🤖 AI Summary
Existing audio-visual generation models lack fine-grained, human-aligned automated evaluation metrics, and general-purpose multimodal models often fail to accurately capture human perceptual judgments. To address this gap, this work proposes the first human-centric benchmark for evaluating audio-visual generation, introducing ten fine-grained evaluation dimensions. The authors generate large-scale preference data through controlled perturbations and train a dedicated evaluator based on preference learning and multimodal consistency modeling.

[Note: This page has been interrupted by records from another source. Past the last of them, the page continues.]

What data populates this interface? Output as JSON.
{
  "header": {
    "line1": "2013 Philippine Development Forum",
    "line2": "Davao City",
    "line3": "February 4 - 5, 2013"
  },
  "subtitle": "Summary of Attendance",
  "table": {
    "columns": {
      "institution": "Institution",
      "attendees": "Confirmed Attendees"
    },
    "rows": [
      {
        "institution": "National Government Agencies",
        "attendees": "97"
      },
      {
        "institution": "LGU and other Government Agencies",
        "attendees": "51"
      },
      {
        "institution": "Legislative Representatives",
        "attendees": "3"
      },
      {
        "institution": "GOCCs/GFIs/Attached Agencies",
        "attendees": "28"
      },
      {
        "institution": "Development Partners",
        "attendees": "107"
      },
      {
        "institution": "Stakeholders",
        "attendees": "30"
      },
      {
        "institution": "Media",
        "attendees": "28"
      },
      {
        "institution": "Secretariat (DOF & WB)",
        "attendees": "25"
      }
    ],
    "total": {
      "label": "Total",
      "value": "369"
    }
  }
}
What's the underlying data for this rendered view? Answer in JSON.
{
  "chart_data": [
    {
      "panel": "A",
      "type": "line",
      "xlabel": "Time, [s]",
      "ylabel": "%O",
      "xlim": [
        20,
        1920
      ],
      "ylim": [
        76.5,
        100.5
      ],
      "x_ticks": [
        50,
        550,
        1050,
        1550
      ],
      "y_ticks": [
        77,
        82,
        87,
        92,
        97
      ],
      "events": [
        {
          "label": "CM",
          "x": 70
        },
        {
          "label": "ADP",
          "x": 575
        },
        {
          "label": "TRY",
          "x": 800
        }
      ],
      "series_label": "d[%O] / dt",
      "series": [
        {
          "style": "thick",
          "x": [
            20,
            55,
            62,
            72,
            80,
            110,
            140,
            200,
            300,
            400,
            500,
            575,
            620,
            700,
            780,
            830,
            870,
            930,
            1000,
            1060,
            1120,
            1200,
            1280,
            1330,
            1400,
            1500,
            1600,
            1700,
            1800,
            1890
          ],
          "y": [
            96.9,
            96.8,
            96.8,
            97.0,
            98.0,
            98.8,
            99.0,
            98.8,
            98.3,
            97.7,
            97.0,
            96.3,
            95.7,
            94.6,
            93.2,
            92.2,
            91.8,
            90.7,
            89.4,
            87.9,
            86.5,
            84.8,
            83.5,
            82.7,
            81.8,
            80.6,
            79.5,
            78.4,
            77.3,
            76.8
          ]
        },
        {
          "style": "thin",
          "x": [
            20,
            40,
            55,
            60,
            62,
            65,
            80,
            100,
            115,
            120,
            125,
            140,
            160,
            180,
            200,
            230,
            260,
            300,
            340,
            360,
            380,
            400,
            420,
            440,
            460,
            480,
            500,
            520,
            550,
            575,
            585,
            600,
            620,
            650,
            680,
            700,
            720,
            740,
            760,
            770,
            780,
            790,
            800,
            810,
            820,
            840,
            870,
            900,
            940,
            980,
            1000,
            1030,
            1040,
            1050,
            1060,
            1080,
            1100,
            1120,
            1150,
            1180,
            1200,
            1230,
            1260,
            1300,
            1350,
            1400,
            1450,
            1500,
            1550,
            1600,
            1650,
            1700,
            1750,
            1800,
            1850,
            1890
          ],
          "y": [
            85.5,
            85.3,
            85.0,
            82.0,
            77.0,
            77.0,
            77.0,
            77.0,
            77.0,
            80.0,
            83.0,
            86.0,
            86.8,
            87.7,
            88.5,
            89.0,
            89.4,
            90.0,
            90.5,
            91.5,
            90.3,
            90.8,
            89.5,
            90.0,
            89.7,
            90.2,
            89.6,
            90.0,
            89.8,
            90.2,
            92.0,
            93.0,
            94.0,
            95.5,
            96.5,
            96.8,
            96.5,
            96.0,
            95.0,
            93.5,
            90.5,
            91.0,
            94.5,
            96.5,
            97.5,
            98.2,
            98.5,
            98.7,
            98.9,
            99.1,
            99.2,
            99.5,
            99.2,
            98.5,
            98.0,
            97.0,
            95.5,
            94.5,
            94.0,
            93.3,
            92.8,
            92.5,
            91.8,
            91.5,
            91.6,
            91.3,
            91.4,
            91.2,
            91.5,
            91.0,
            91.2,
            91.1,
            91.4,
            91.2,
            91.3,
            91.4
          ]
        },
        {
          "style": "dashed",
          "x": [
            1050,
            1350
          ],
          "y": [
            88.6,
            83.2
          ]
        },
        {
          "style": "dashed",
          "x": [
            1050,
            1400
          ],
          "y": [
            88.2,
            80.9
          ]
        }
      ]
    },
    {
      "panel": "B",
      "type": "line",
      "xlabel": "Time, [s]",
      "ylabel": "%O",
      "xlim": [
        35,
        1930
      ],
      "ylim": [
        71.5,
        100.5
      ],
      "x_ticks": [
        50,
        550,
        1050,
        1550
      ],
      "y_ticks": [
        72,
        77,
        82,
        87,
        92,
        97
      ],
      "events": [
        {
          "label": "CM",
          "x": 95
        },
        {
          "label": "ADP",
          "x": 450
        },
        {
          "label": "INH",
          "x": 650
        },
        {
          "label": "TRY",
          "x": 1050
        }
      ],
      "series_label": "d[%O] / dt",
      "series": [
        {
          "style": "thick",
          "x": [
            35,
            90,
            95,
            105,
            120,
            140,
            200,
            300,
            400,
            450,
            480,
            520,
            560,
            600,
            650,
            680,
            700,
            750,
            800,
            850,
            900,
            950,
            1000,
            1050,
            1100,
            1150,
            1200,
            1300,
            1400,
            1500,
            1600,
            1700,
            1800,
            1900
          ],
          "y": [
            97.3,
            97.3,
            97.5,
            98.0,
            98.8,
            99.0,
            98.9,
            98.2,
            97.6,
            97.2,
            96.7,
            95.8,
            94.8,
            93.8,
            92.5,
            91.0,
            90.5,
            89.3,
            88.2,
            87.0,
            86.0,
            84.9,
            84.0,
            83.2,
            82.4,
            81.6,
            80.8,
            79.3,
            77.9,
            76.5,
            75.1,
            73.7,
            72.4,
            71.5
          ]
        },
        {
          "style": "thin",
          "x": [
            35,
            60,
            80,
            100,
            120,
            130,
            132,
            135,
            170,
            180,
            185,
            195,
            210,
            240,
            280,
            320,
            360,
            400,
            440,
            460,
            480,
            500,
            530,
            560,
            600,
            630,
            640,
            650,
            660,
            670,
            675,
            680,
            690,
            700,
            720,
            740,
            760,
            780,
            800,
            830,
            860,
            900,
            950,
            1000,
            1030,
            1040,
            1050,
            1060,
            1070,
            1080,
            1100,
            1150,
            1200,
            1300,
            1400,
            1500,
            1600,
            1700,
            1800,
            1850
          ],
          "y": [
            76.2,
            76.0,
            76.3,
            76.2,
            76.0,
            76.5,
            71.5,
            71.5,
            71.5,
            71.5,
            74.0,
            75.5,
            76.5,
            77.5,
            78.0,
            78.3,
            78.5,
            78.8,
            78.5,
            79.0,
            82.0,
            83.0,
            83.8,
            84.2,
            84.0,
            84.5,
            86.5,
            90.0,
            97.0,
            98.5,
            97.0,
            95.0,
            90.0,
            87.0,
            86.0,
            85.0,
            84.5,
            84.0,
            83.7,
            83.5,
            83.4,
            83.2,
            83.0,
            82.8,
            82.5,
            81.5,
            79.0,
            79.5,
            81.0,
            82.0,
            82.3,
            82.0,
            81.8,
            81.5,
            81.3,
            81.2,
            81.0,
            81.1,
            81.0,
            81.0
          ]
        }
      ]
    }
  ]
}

This evaluator produces continuous scores with calibrated confidence estimates, significantly improving alignment with human judgments. The resulting automated framework not only enables high-quality data filtering but also serves as a differentiable reward signal for human feedback in reinforcement learning, facilitating efficient and reliable assessment of generative models.
📝 Abstract
Rapid advances in audio-video (AV) generation have enabled high-fidelity synthesis with synchronized sound, particularly for human-related scenarios involving speech and interactions. Yet evaluation for AV generation remains at an early stage, with only a few coarse-grained benchmarks for human-related scenarios and relying on limited preset evaluations with generic multimodal LLMs, leading to inaccurate assessments of model capabilities. To address these issues, we introduce AVBench, a fully automated benchmark tailored for human-centric AV generation. AVBench is built on two key designs for comprehensive and accurate evaluation: (i) Human-centric and fine-grained metrics. AVBench integrates ten evaluation dimensions designed for human-centered real-world scenarios, covering visual quality, audio quality, and multi-level consistency across modalities. These practical metrics capture human-related details that existing benchmarks often overlook. (ii) Specialized evaluators via preference learning. To address the lack of specialized training data, we construct large-scale supervision by transforming real-world videos into diverse training pairs with controlled perturbations. After fine-tuning on this high-quality dataset, the evaluators learn to reliably detect subtle cross-modal inconsistencies. Crucially, instead of producing discrete textual judgment, AVBench derives continuous evaluation scores from the model's prediction confidence on binary decisions. This probabilistic scoring mechanism enables a more reliable assessment than traditional VQA-style evaluation and aligns closely with human judgment. Taken together, AVBench offers automated evaluation for AV generation, demonstrates strong potential for data filtering, and serves as a differentiable reward signal for Reinforcement Learning from Human Feedback (RLHF).